Ze względu na brutalny charakter przestępstwa sędzia stwierdziła, że o warunkowe zwolnienie skazany będzie mógł się ubiegać dopiero po 30 latach. Uznano go także za winnego kradzieży – miał zabrać Alicji około 90 złotych oraz telefon komórkowy. Zdzisław W. został również na 10 lat pozbawiony praw publicznych.
Sąd orzekł, że po ewentualnym zwolnieniu warunkowym mężczyzna ma trafić do zakładu psychiatrycznego, gdzie ma się leczyć. Nakazał mu także zapłacić 500 tysięcy złotych zadośćuczynienia rodzinie ofiary.
Obrońca skazanego odwołał się od wyroku. Jednak Zdzisław W. nie doczekał procesu.
Omamił ją obietnicą pracy
Dramat Alicji – prawdopodobnie - miał miejsce 6 lipca 2016 roku, bo wtedy po raz ostatni był z nią kontakt. Koleżance miała napisać, że jedzie spotkać się z kimś, kto ma jej załatwić pracę. Tą osobą miał być Zdzisław W.
Rodzina 18-latki, która pochodziła z Morzyczyna w Zachodniopomorskiem, zaczęła poszukiwania dziewczyny już następnego dnia. Na portalach społecznościowych zamieściła prośbę o informację i opis dziewczyny: "18 lat, ok 160 cm wzrostu, bardzo szczupła, ciemny blond. Wyszła w sprawie pracy 3 dni temu, jechała w stronę Płoni w Szczecinie".
Jej ciało znaleziono przypadkiem tydzień później w lesie na Prawobrzeżu w Szczecinie. Zdaniem prokuratorów miała zostać brutalnie zabita. Szczegóły zbrodni zostały w sądzie utajnione na prośbę matki zabitej.
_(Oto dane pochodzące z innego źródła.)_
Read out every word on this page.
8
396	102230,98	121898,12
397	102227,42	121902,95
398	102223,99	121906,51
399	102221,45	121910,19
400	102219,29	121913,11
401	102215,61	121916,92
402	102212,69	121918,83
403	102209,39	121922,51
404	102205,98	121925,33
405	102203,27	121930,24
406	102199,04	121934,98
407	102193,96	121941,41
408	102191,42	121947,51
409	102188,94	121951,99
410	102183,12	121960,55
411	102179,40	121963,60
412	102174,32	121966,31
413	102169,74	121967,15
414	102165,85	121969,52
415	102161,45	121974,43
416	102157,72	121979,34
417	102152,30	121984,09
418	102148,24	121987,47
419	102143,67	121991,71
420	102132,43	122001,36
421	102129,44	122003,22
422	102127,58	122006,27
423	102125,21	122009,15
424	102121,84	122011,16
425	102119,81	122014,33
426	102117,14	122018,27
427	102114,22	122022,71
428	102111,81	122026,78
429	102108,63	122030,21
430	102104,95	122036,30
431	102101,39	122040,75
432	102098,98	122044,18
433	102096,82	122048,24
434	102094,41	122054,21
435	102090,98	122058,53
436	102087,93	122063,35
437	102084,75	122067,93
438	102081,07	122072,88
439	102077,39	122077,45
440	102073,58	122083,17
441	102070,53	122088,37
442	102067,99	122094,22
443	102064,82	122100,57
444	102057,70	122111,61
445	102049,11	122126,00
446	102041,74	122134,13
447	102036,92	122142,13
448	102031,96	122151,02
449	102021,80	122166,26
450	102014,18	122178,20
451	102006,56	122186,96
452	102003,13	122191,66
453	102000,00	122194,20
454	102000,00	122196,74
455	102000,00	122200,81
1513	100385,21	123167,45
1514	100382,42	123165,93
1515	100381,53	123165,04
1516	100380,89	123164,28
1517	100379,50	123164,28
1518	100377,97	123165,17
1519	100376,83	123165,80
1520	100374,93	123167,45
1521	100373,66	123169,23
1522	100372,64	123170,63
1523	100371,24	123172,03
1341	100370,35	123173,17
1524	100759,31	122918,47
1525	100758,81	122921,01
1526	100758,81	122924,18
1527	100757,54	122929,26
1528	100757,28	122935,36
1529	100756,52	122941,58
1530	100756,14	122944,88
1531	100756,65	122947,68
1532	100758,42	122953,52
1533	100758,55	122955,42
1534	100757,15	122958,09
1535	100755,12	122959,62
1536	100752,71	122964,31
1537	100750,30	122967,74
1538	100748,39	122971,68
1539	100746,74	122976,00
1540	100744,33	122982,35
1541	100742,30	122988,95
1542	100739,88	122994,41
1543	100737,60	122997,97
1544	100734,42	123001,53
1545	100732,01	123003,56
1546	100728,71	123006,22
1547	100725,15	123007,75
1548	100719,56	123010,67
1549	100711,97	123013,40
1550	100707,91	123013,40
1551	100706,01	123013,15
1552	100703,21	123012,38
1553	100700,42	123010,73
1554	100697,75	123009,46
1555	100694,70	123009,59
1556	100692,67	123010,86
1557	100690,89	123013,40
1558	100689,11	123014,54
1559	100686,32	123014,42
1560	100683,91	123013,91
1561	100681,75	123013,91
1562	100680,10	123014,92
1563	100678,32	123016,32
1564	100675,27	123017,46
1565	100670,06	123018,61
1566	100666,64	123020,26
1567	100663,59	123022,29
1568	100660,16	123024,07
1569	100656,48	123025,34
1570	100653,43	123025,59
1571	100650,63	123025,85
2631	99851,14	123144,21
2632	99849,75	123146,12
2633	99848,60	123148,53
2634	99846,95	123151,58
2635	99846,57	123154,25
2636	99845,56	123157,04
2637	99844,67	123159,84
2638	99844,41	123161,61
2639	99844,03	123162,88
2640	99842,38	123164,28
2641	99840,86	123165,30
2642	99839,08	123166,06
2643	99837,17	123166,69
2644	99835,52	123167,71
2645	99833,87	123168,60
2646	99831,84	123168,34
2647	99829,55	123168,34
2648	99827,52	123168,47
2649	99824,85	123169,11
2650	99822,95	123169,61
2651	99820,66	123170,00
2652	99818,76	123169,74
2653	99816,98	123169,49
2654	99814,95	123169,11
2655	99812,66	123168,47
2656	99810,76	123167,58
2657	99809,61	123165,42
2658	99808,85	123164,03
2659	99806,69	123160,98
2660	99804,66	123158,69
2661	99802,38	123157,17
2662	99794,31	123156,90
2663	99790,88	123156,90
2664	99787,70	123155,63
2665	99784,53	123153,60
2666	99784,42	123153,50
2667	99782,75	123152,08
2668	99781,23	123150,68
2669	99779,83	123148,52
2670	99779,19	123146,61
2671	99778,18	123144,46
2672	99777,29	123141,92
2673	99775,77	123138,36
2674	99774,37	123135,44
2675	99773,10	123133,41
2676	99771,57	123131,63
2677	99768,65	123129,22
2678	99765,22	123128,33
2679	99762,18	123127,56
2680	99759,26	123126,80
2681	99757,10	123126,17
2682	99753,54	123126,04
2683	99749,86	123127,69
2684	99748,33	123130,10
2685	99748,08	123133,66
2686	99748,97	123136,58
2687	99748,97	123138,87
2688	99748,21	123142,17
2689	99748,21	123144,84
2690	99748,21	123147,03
Poznała go na portalu randkowym
"Chciałabym przeżywać tragedię bez obecności dziennikarzy. Nie chcę, aby w internecie komentowane były szczegóły z życia prywatnego mojej córki i drastyczne szczegóły tej zbrodni" – uzasadniała przed sądem kobieta.
Ku przestrodze warto wspomnieć, że Alicja miała poznać Zdzisława W. na portalu randkowym. Ich korespondencja stanowi sporą część dowodów przedstawionych przez prokuraturę.
Alicja miała pasjonować się motocyklami, a na krótko przed śmiercią zacytowała na swoim profilu internetowym tekst hiphopowego zespołu: "Czuję na gardle nóż w lusterku widzę kurz. Tam gdzie idę nie obroni mnie anioł stróż".